- Sundance poster
- Directed by: Richard Ray Perez Lorena Parlee
- Produced by: Molly O'Brien Lisa Remington Richard Ray Perez Lorena Parlee
- Cinematography: James Chressanthis James R. Dunham Stephen McCarthy Jonathan Schell Byron Shah
- Edited by: Jean-Philippe Boucicaut Lewis Erskine Carla Gutierrez Christopher S. Johnson
- Music by: Ed Barguiarena
- Production company: Monkey Mind Media
- Release date: January 19, 2014 (Sundance);
- Running time: 100 minutes
- Country: United States
- Language: English

= Cesar's Last Fast =

Cesar's Last Fast is a 2014 American documentary film co-directed and produced by Richard Ray Perez and Lorena Parlee. The film premiered in the U.S. Documentary Competition at the 2014 Sundance Film Festival on January 19, 2014.

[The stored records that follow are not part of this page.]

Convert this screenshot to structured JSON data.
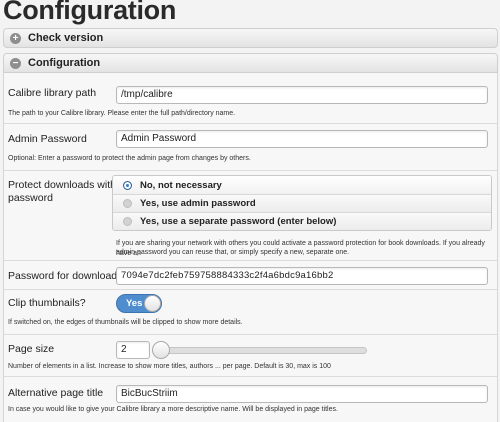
{
  "page": {
    "title": "Configuration"
  },
  "sections": {
    "check_version": {
      "label": "Check version",
      "icon": "plus-icon"
    },
    "configuration": {
      "label": "Configuration",
      "icon": "minus-icon"
    }
  },
  "fields": {
    "library_path": {
      "label": "Calibre library path",
      "value": "/tmp/calibre",
      "hint": "The path to your Calibre library. Please enter the full path/directory name."
    },
    "admin_password": {
      "label": "Admin Password",
      "value": "Admin Password",
      "hint": "Optional: Enter a password to protect the admin page from changes by others."
    },
    "protect_downloads": {
      "label_line1": "Protect downloads with a",
      "label_line2": "password",
      "options": [
        {
          "label": "No, not necessary",
          "selected": true
        },
        {
          "label": "Yes, use admin password",
          "selected": false
        },
        {
          "label": "Yes, use a separate password (enter below)",
          "selected": false
        }
      ],
      "hint_line1": "If you are sharing your network with others you could activate a password protection for book downloads. If you already have an",
      "hint_line2": "admin password you can reuse that, or simply specify a new, separate one."
    },
    "download_password": {
      "label": "Password for downloads",
      "value": "7094e7dc2feb759758884333c2f4a6bdc9a16bb2"
    },
    "clip_thumbnails": {
      "label": "Clip thumbnails?",
      "toggle_label": "Yes",
      "on": true,
      "hint": "If switched on, the edges of thumbnails will be clipped to show more details."
    },
    "page_size": {
      "label": "Page size",
      "value": "2",
      "slider_level": 0.0,
      "hint": "Number of elements in a list. Increase to show more titles, authors ... per page. Default is 30, max is 100"
    },
    "page_title": {
      "label": "Alternative page title",
      "value": "BicBucStriim",
      "hint": "In case you would like to give your Calibre library a more descriptive name. Will be displayed in page titles."
    }
  },
  "colors": {
    "accent": "#3b7ac5",
    "toggle_on": "#4f8dcf",
    "background": "#f3f3f3"
  }
}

Before the premiere of the film at Sundance Film Festival, Pivot and Univision News acquired the TV rights to the film. The film will premiere simultaneously in English on Pivot and in Spanish on the Univision Network.

==Plot==
The film narrates the events of 1988, when Cesar Chavez began his "Fast for Life," a 36-day water-only hunger strike, to draw attention to the horrific effects of unfettered pesticide use on farm workers, their families, and their communities.

==Reception==
The film received mixed to positive response from critics. Dennis Harvey in his review for Variety said that "While not necessarily the definitive cinematic account of Chavez's life or the UFW movement, Cesar's Last Fast provides a well-crafted, sometimes stirring encapsulation." Justin Lowe of The Hollywood Reporter gave the film positive review and said that "A reverential perspective on America's renowned union founder and leader." Carlos Aguilar from Indiewire in his review said that "Touching, insightful, and extremely well crafted, Richard Ray Perez's work shows above all an admiration for a man whose life wasn't entirely his but of his people."